The ongoing consumption demand that began in fiscal 2012 is unsustainable given the poor employment growth as private sector investments still remains a far cry and this growth story may get hard stop soooner than later, warned a brokerage in a report.
According to Ambit Capital, despite the slowdown in income and employment growth between FY12 and FY17, private consumption continued to grow at a rapid pace, especially in categories like FMCG and passenger vehicles “showing resilience”.
As per the brokerage, the rise of consumption growth over FY12 to FY17 has been driven by higher retail credit.
“As corporate credit demand waned over 2011–12 to 2106–17, both NBFCs and banks pushed retail credit aggressively. The retail credit-GDP ratio rose from 13 per cent to 16 per cent in 2016–17,” Ambit said.
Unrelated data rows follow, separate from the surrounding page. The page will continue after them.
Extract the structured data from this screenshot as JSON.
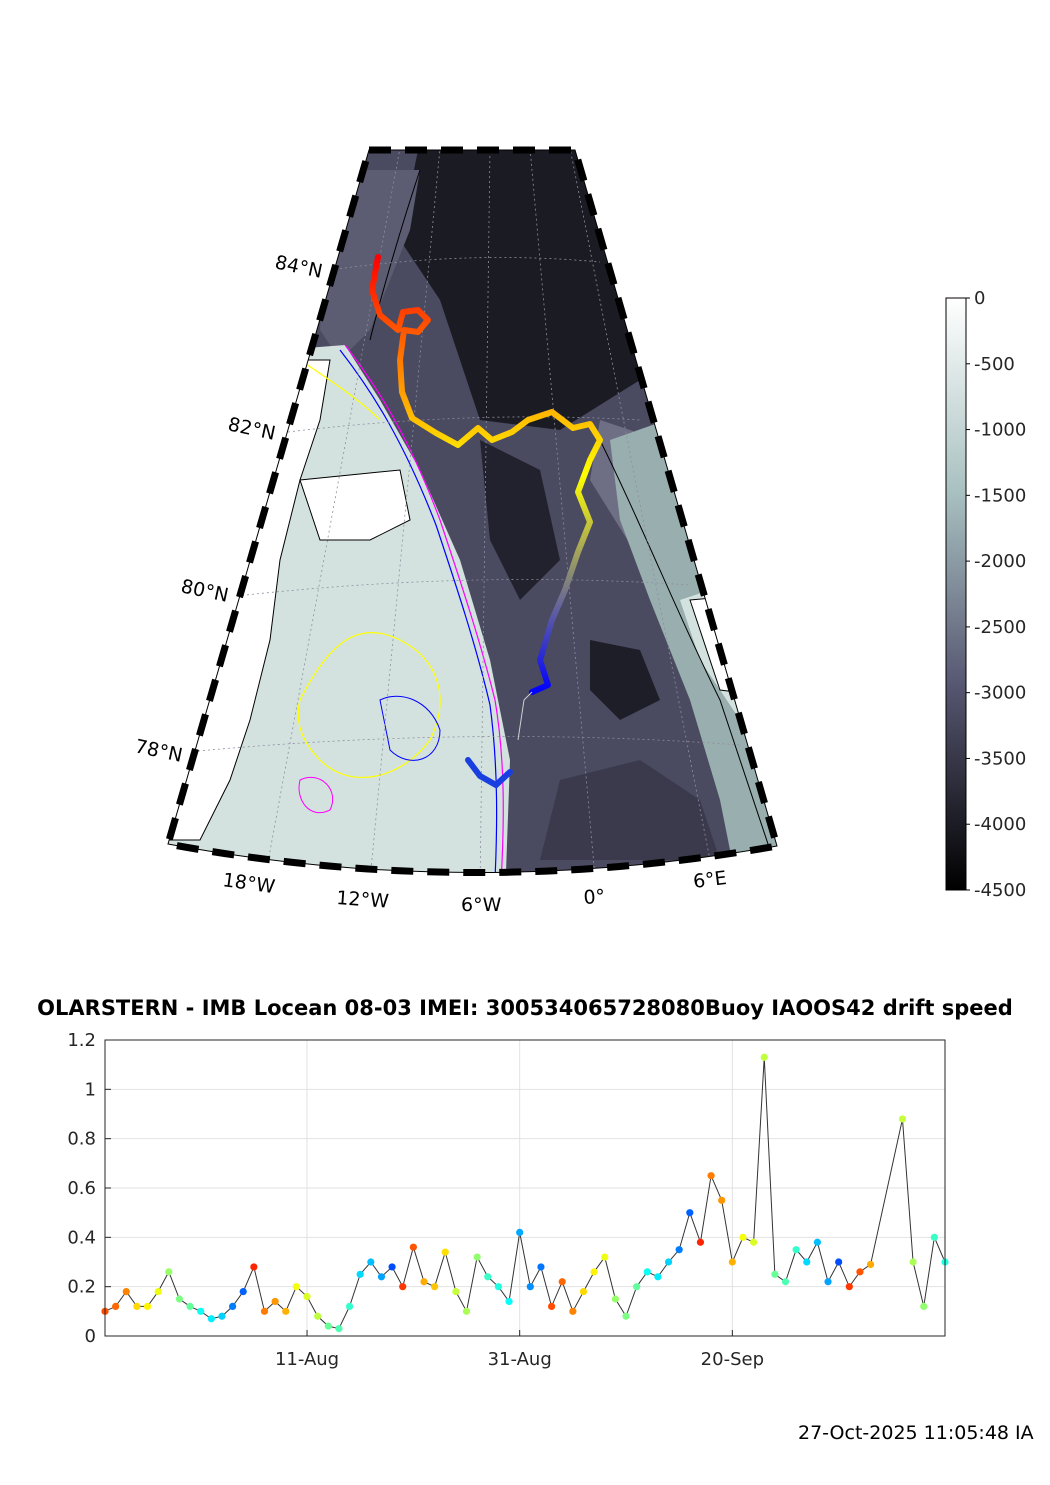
{
  "map": {
    "lat_labels": [
      "84°N",
      "82°N",
      "80°N",
      "78°N"
    ],
    "lon_labels": [
      "18°W",
      "12°W",
      "6°W",
      "0°",
      "6°E"
    ],
    "colorbar": {
      "ticks": [
        "0",
        "-500",
        "-1000",
        "-1500",
        "-2000",
        "-2500",
        "-3000",
        "-3500",
        "-4000",
        "-4500"
      ],
      "range": [
        -4500,
        0
      ],
      "colormap": "bone"
    }
  },
  "speed_panel": {
    "title": "OLARSTERN - IMB Locean 08-03 IMEI: 300534065728080Buoy IAOOS42 drift speed"
  },
  "footer": {
    "timestamp": "27-Oct-2025 11:05:48 IA"
  },
  "chart_data": {
    "type": "line",
    "title": "OLARSTERN - IMB Locean 08-03 IMEI: 300534065728080Buoy IAOOS42 drift speed",
    "xlabel": "",
    "ylabel": "",
    "x_tick_labels": [
      "11-Aug",
      "31-Aug",
      "20-Sep"
    ],
    "y_tick_labels": [
      "0",
      "0.2",
      "0.4",
      "0.6",
      "0.8",
      "1",
      "1.2"
    ],
    "xlim": [
      "2025-07-23",
      "2025-10-10"
    ],
    "ylim": [
      0,
      1.2
    ],
    "grid": true,
    "marker": "filled-circle",
    "line_color": "#333333",
    "colormap": "jet (color cycles with time along the drift)",
    "series": [
      {
        "x": [
          "2025-07-23",
          "2025-07-24",
          "2025-07-25",
          "2025-07-26",
          "2025-07-27",
          "2025-07-28",
          "2025-07-29",
          "2025-07-30",
          "2025-07-31",
          "2025-08-01",
          "2025-08-02",
          "2025-08-03",
          "2025-08-04",
          "2025-08-05",
          "2025-08-06",
          "2025-08-07",
          "2025-08-08",
          "2025-08-09",
          "2025-08-10",
          "2025-08-11",
          "2025-08-12",
          "2025-08-13",
          "2025-08-14",
          "2025-08-15",
          "2025-08-16",
          "2025-08-17",
          "2025-08-18",
          "2025-08-19",
          "2025-08-20",
          "2025-08-21",
          "2025-08-22",
          "2025-08-23",
          "2025-08-24",
          "2025-08-25",
          "2025-08-26",
          "2025-08-27",
          "2025-08-28",
          "2025-08-29",
          "2025-08-30",
          "2025-08-31",
          "2025-09-01",
          "2025-09-02",
          "2025-09-03",
          "2025-09-04",
          "2025-09-05",
          "2025-09-06",
          "2025-09-07",
          "2025-09-08",
          "2025-09-09",
          "2025-09-10",
          "2025-09-11",
          "2025-09-12",
          "2025-09-13",
          "2025-09-14",
          "2025-09-15",
          "2025-09-16",
          "2025-09-17",
          "2025-09-18",
          "2025-09-19",
          "2025-09-20",
          "2025-09-21",
          "2025-09-22",
          "2025-09-23",
          "2025-09-24",
          "2025-09-25",
          "2025-09-26",
          "2025-09-27",
          "2025-09-28",
          "2025-09-29",
          "2025-09-30",
          "2025-10-01",
          "2025-10-02",
          "2025-10-03",
          "2025-10-04",
          "2025-10-05",
          "2025-10-06",
          "2025-10-07",
          "2025-10-08",
          "2025-10-09",
          "2025-10-10"
        ],
        "y": [
          0.1,
          0.12,
          0.18,
          0.12,
          0.12,
          0.18,
          0.26,
          0.15,
          0.12,
          0.1,
          0.07,
          0.08,
          0.12,
          0.18,
          0.28,
          0.1,
          0.14,
          0.1,
          0.2,
          0.16,
          0.08,
          0.04,
          0.03,
          0.12,
          0.25,
          0.3,
          0.24,
          0.28,
          0.2,
          0.36,
          0.22,
          0.2,
          0.34,
          0.18,
          0.1,
          0.32,
          0.24,
          0.2,
          0.14,
          0.42,
          0.2,
          0.28,
          0.12,
          0.22,
          0.1,
          0.18,
          0.26,
          0.32,
          0.15,
          0.08,
          0.2,
          0.26,
          0.24,
          0.3,
          0.35,
          0.5,
          0.38,
          0.65,
          0.55,
          0.3,
          0.4,
          0.38,
          1.13,
          0.25,
          0.22,
          0.35,
          0.3,
          0.38,
          0.22,
          0.3,
          0.2,
          0.26,
          0.29,
          null,
          null,
          0.88,
          0.3,
          0.12,
          0.4,
          0.3
        ]
      }
    ]
  }
}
However, it noted the “current bout of consumption growth appears unsustainable mainly because consumption boom has uniquely been accompanied by a contraction in the investment-GDP ratio” to 7 per cent during FY12 to FY17, while the ratio for consumption-GDP is 3 per cent.
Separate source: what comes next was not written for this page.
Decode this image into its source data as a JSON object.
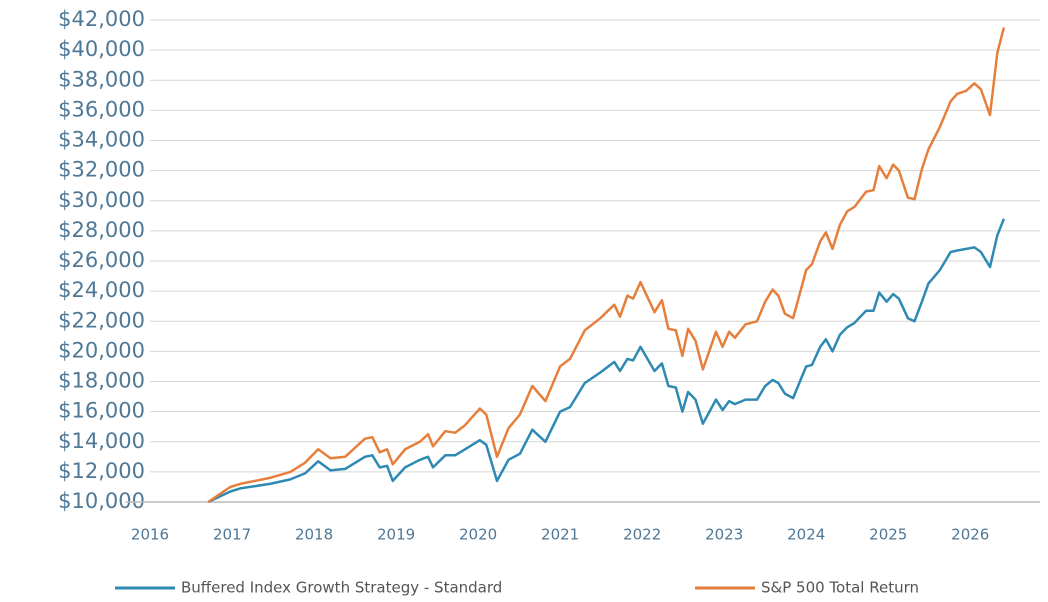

“Cross-country evidence suggests that only consumption booms that are accompanied by an increase in investments tend to be sustainable as this is a tangible proof of jobs being created and/or efficiency improving,” it said where the averages of these have been 4 per cent each.
The report also noted that the current retail credit-funded consumption binge is likely to experience a “hard stop” sooner than later on basis of various trends, including a plunge in consumer confidence to a four-year low during the first quarter of the current fiscal.
“Besides, households’ savings ratio at an 18 year low and retail NPA problems have begun to emerge particularly in the housing finance segment — are also factors which could effect retail credit-funded consumption,” Ambit said.